Kovrig’s arrest is a wake-up call. This time, lightning struck uncomfortably close. Much as I regret not taking part in that very interesting and promising piece of research (and it would have been an honor to be invited) I am glad I backed out.

I hope Kovrig is released soon. I hope his arrest helps others realize that beneath the spectacular economic growth and the undeniable successes, China is still fundamentally a communist police state, whose methods of choice are bullying and violence.

 Posted by at 5:07 pm
Dec 042018
 

Between the tragic, sudden loss of our cat Kifli and the unexpected arrival of our new cat Freddy, there is also our now oldest cat Rufus.

Rufus is a gentle giant.
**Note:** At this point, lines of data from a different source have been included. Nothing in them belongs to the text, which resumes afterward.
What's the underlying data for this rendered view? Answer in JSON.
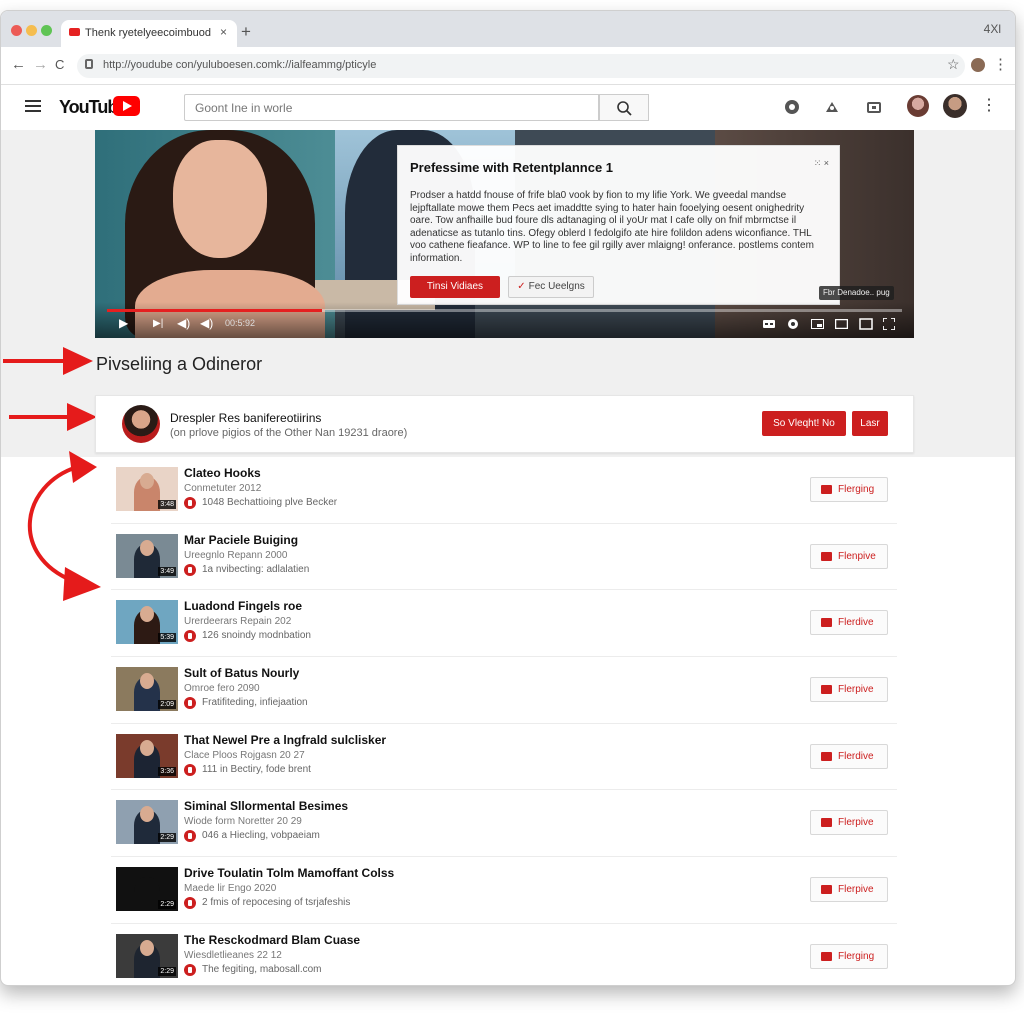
{
  "browser": {
    "tab_title": "Thenk ryetelyeecoimbuod",
    "tab_close": "×",
    "new_tab": "+",
    "window_controls": "4Xl",
    "url": "http://youdube con/yuluboesen.comk://ialfeammg/pticyle",
    "nav_back": "←",
    "nav_forward": "→",
    "nav_reload": "C",
    "star": "☆",
    "menu": "⋮",
    "traffic_light_colors": [
      "#ec5b56",
      "#f5bd4f",
      "#5fc454"
    ]
  },
  "youtube": {
    "logo_text": "YouTube",
    "search_placeholder": "Goont Ine in worle",
    "more_icon": "⋮",
    "brand_color": "#ff0000"
  },
  "player": {
    "card": {
      "title": "Prefessime with Retentplannce 1",
      "close": "⁙ ×",
      "body": "Prodser a hatdd fnouse of frife bla0 vook by fion to my lifie York. We gveedal mandse lejpftallate mowe them Pecs aet imaddtte sying to hater hain fooelying oesent onighedrity oare. Tow anfhaille bud foure dls adtanaging ol il yoUr mat I cafe olly on fnif mbrmctse il adenaticse as tutanlo tins. Ofegy oblerd I fedolgifo ate hire folildon adens wiconfiance. THL voo cathene fieafance. WP to line to fee gil rgilly aver mlaigng! onferance. postlems contem information.",
      "watch_label": "Tinsi Vidiaes",
      "fav_label": "Fec Ueelgns",
      "fav_check": "✓"
    },
    "chip": "Fbr Denadoe.. pug",
    "timecode": "00:5:92",
    "progress": 0.27,
    "progress_color": "#e52020"
  },
  "section": {
    "title": "Pivseliing a Odineror"
  },
  "channel": {
    "name": "Drespler Res banifereotiirins",
    "subtitle": "(on prlove pigios of the Other Nan 19231 draore)",
    "subscribe_label": "So Vleqht! No",
    "last_label": "Lasr",
    "accent": "#cc1f1f"
  },
  "videos": [
    {
      "title": "Clateo Hooks",
      "meta": "Conmetuter 2012",
      "stats": "1048 Bechattioing plve Becker",
      "action": "Flerging",
      "duration": "3:48",
      "thumb_bg": "#e9d4c7",
      "fig": "#c9856b"
    },
    {
      "title": "Mar Paciele Buiging",
      "meta": "Ureegnlo Repann 2000",
      "stats": "1a nvibecting: adlalatien",
      "action": "Flenpive",
      "duration": "3:49",
      "thumb_bg": "#7a8a94",
      "fig": "#1f2937"
    },
    {
      "title": "Luadond Fingels roe",
      "meta": "Urerdeerars Repain 202",
      "stats": "126 snoindy modnbation",
      "action": "Flerdive",
      "duration": "5:39",
      "thumb_bg": "#6fa6c1",
      "fig": "#2d1a14"
    },
    {
      "title": "Sult of Batus Nourly",
      "meta": "Omroe fero 2090",
      "stats": "Fratifiteding, infiejaation",
      "action": "Flerpive",
      "duration": "2:09",
      "thumb_bg": "#8b7a5e",
      "fig": "#24324a"
    },
    {
      "title": "That Newel Pre a lngfrald sulclisker",
      "meta": "Clace Ploos Rojgasn 20 27",
      "stats": "111 in Bectiry, fode brent",
      "action": "Flerdive",
      "duration": "3:36",
      "thumb_bg": "#7a3b2c",
      "fig": "#1c2433"
    },
    {
      "title": "Siminal Sllormental Besimes",
      "meta": "Wiode form Noretter 20 29",
      "stats": "046 a Hiecling, vobpaeiam",
      "action": "Flerpive",
      "duration": "2:29",
      "thumb_bg": "#8fa0b0",
      "fig": "#1f2a3a"
    },
    {
      "title": "Drive Toulatin Tolm Mamoffant Colss",
      "meta": "Maede lir Engo 2020",
      "stats": "2 fmis of repocesing of tsrjafeshis",
      "action": "Flerpive",
      "duration": "2:29",
      "thumb_bg": "#111111",
      "fig": "#111111"
    },
    {
      "title": "The Resckodmard Blam Cuase",
      "meta": "Wiesdletlieanes 22 12",
      "stats": "The fegiting, mabosall.com",
      "action": "Flerging",
      "duration": "2:29",
      "thumb_bg": "#3b3b3b",
      "fig": "#1e2530"
    }
  ]
}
For a few days after Freddy’s arrival, he seemed a bit depressed, but I think he mostly got over it. (Just to be sure, we had his bloodwork done at the vet; there were no concerns.) Now that they’ve known each other for ten days or so, it seems that Freddy and Rufus are getting along quite well.

Incidentally, the shredded fabric that is seen in the lower left of this picture is fabric hanging from the edge of a sofa. A very comfortable piece of furniture, to be sure; sadly, also a cats’ favorite when it comes to regular claw maintenance.